During their Search On livestream, Google made some key announcements about Google Search. This Google Search information matters to content writers, SEO strategists, website owners, product marketers, digital marketers, and anyone who wants to get found and ranked in Google search engine results.

Google covered a lot in their October announcement, but I want to drill down into the information that really matters to you and can help you get found, noticed, ranked, and clicked. For a solid overview of the Google announcement, read this Barry Schwartz article – Google Search Announcements: BERT, Passages & Subtopic Indexing & More.

Our mission is to help you give Google and readers what they want.  So, in this blog I give you the information you need to know about BERT, passage ranking, and content optimization.

What is Google BERT?

Google BERT lets computers understand language just like humans do. Google BERT uses natural language processing (NLP) pre-training to better understand search queries.

BERT stands for Bidirectional Encoder Representations from Transformers.

Google launched BERT in October 2019. And in October 2020 Google said, “Today we’re excited to share that BERT is now used in almost every query in English, helping you get higher quality results for your questions.”

The good news for you is Google is better at understanding your content and how it answers the questions people ask.

Last year when I explained How Google BERT Impacts Your Search Engine Results, I told you how optimize your content for BERT:

  1. Write simple, clear, high-quality, and succinct content that gives users the information they want and need.
  2. Put a priority on narrowing your target keywords and queries so you can meet search intent.
  3. Use topic clusters to establish authority and visibility for topics central to your product, services, and company brand.

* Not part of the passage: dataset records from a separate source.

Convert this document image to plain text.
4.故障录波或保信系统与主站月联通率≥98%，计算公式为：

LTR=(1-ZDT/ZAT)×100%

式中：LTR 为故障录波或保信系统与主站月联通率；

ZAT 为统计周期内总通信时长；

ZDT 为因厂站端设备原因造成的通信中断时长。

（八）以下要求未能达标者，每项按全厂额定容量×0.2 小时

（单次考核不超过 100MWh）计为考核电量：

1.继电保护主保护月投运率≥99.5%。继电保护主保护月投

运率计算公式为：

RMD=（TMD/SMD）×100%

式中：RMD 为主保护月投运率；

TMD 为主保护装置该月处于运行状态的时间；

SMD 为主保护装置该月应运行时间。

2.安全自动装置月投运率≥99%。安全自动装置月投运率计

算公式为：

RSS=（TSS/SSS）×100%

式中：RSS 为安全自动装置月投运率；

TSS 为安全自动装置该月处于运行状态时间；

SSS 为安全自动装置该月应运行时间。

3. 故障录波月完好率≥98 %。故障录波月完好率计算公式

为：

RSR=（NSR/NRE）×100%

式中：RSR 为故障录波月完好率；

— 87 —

These keys to content optimization are even more important now that Google BERT is used for almost every single English-based Google Search query. 

What is Google Passage Ranking?

Google passage ranking is how Google interprets specific passages in your web content and its relevancy. Google explains passage ranking as:

Very specific searches can be the hardest to get right, since sometimes the single sentence that answers your question might be buried deep in a web page. We’ve recently made a breakthrough in ranking and are now able to not just index web pages, but individual passages from the pages. By better understanding the relevancy of specific passages, not just the overall page, we can find that needle-in-a-haystack information you’re looking for. This technology will improve 7 percent of search queries across all languages as we roll it out globally.

This announcement about passage ranking caused quite a stir and in his Friday video, Google’s John Mueller clarified what passage ranking is and isn’t:

It’s more about ranking these passages from existing pages rather than indexing them individually. So more about recognizing this is a big page and this is a part of the page that is particularly relevant to this query that is coming, so we’ll focus on that part of the page.

So, it’s not that there’s a separate passage index or anything like that involved. It’s really more about understanding the page and the different parts of the page and being able to recognize which of those parts are relevant for the user’s query.

Mueller also emphasized that you cannot optimize your content for the new passage ranking:

If you already have clean pages, if they’re already easy to recognize by search engines, if they have clean titles and headings and they focus on individual topics then that’s essentially what search engines need to be able to understand what this page is about and when to show it to users.

This is key. You need to continue focusing on giving Google and your readers relevant, high-quality, and readable content.

How To Give Google and Your Readers Relevant, High-Quality, Readable Content

The recent Google Search announcement and the upcoming 2021 Page Experience algorithm changes emphasize how important it is for your content to be relevant, readable, and high-quality.

To deliver relevant, readable, and high-quality content, use these 6 content optimization techniques:

  1. Write content that delivers on Search Intent. You need to know the questions, concerns, and information your readers want from Google and write content that gives them what they need.
  2. Write like you speak. Imagine you’re explaining your blog/article topic to another live human. In your content, use simple and obvious language just like you do when you’re speaking. People want to connect with you through your words – so use conversational, friendly, and jargon-free words.
  3. Make your content is easy on the eyes. Your content needs to be highly readable on a range of devices. This means you need to include white space, short paragraphs, simple sentences, lists, subtopics, and headers.
  4. Use your keywords naturally. Google and your readers are very smart. They can quickly recognize keyword stuffing and page content that lacks substance and relevancy. Don’t cram keywords and phrases into your content. If the keyword phrase is awkward – use a relevant variation or look for a better keyword option. When it comes to keywords – less is more.
  5. Write clear and obvious page titles and meta descriptions. Think of your page titles and meta descriptions as the first impression you give your readers and Google. You want to connect, describe what you offer, and leave them wanting more.
  6. Write content that fits the topic. Too many people get caught up in word count and page length. Forget this. Do your research. Write an outline. And then write your content. Don’t add extra words to meet a specific word count. Write naturally and stop when you have told the reader what they need to know.

Remember, you’re not writing content for yourself or your colleagues. All of your content, including your website content, email newsletters, and social media posts must help your readers.

There are a lot of changes happening with what Google wants and how it understands your content. Don’t get bogged down in the details. Stick to providing relevant, readable, and high-quality content.